When Did Year 1 Start?
When did year 1 start?
Traditionally, year 1 of the Christian calendar was believed to be the year that Jesus was born. However, there is debate as to how he was born and many historians agree that he was probably not born in 1 AD.
The first era that numbered years began in the 312/311 BC Seleucid Empire, using a system of counting time based on the X and Y year of the reign of a king. As the ages of many different kings passed, each one was counted on a different basis.
It took many years before the year count was fixed in a way that could be used across different cultures. Some nations were more strict than others and a great many local systems or eras were important.
This era, called Anno Domini (Latin for “year of our Lord”), was invented by Dionysius Exiguus in the 6th century. It is now a common year-numbering system that has been adopted in many countries, including the United States and most of Europe.
Dionysius was a sceptic who wanted to fix the date of Easter in a way that could be used by Christians. He went back to basics and figured out a new base year for the Christian calendar. He chose the year of Jesus’ birth as the start of the new year and named it Anno Domini.
There are many theories as to how he came up with the year that Jesus was born, but no one can say for sure. Some scholars believe that he was born in 750 AUC, the year of the death of Herod the Great, which would make the current era begin on 25 December 753 AUC. Other researchers think that he was born in the first year of the reign of the Roman Emperor, Diocletian, which is a bit more problematic as it makes the current era begin on January 1 (see below).
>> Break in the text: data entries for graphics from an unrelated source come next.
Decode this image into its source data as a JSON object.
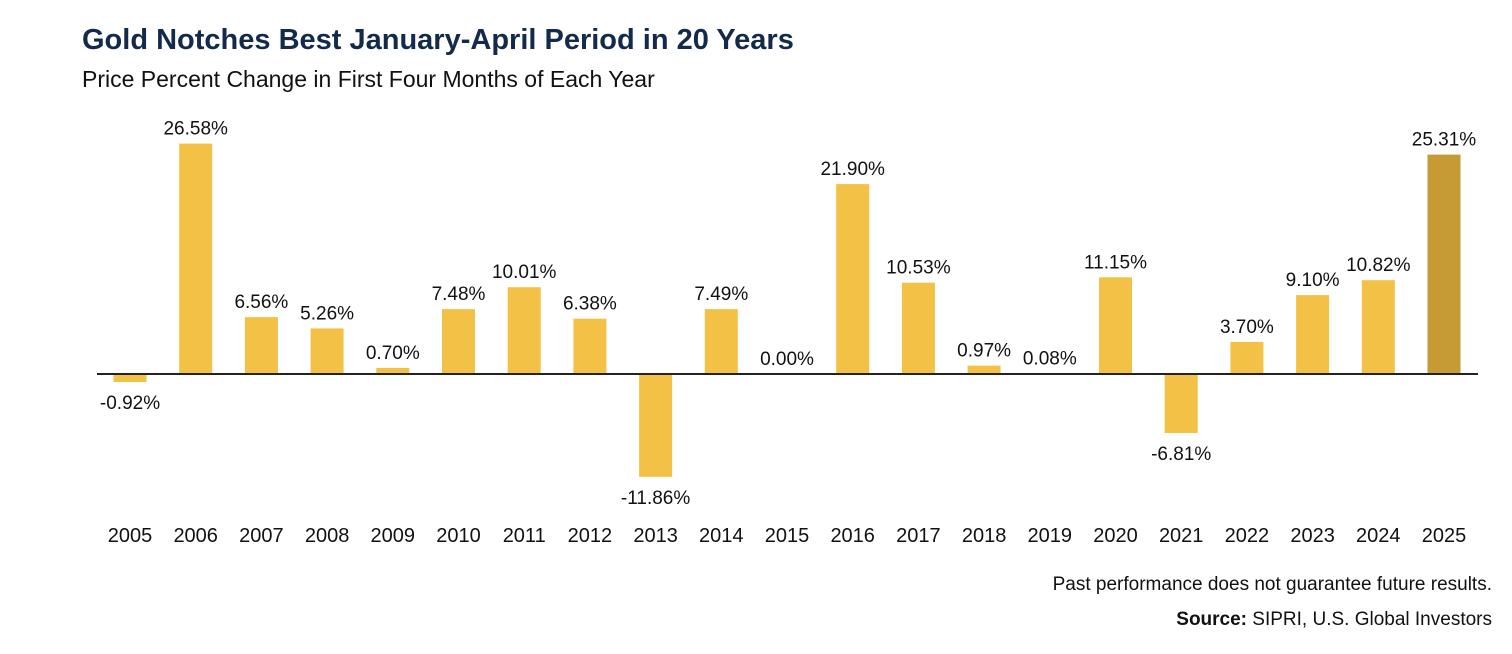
{
  "colors": {
    "bar": "#f3c145",
    "highlight_bar": "#c69b35",
    "title": "#142a4a",
    "axis": "#222222",
    "text": "#111111"
  },
  "footer": {
    "note": "Past performance does not guarantee future results.",
    "source_label": "Source:",
    "source_text": " SIPRI, U.S. Global Investors"
  },
  "chart_data": {
    "type": "bar",
    "title": "Gold Notches Best January-April Period in 20 Years",
    "subtitle": "Price Percent Change in First Four Months of Each Year",
    "categories": [
      "2005",
      "2006",
      "2007",
      "2008",
      "2009",
      "2010",
      "2011",
      "2012",
      "2013",
      "2014",
      "2015",
      "2016",
      "2017",
      "2018",
      "2019",
      "2020",
      "2021",
      "2022",
      "2023",
      "2024",
      "2025"
    ],
    "values": [
      -0.92,
      26.58,
      6.56,
      5.26,
      0.7,
      7.48,
      10.01,
      6.38,
      -11.86,
      7.49,
      0.0,
      21.9,
      10.53,
      0.97,
      0.08,
      11.15,
      -6.81,
      3.7,
      9.1,
      10.82,
      25.31
    ],
    "labels": [
      "-0.92%",
      "26.58%",
      "6.56%",
      "5.26%",
      "0.70%",
      "7.48%",
      "10.01%",
      "6.38%",
      "-11.86%",
      "7.49%",
      "0.00%",
      "21.90%",
      "10.53%",
      "0.97%",
      "0.08%",
      "11.15%",
      "-6.81%",
      "3.70%",
      "9.10%",
      "10.82%",
      "25.31%"
    ],
    "highlight_category": "2025",
    "ylim": [
      -14,
      28
    ],
    "grid": false,
    "legend": "none",
    "xlabel": "",
    "ylabel": ""
  }
}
Another theory suggests that he was born in the first year that the Roman emperor Augustus ruled, which would make the year of his birth 760 AUC, the year of the death of Julius Caesar. This would put the era of his birth in a much better position, since he was the earliest emperor and thus arguably the most powerful.
As a result, the year of his birth was considered to be one of the most important dates in the history of the world, and it became a central focus of Christianity. This era, sometimes known as the Anno Domini or Christocentric era, was the basis for the modern Gregorian and Julian calendars, as well as the Common Era.
The era was used by a wide variety of people and cultures, including the ancient Greeks, the Chinese, the Romans, the Indians and many more. It was an era of immense cultural interaction, with vast areas crisscrossing by traders and adventurers who journeyed both east and west to bring back coveted goods and tantalizing scraps of information about exotic lands.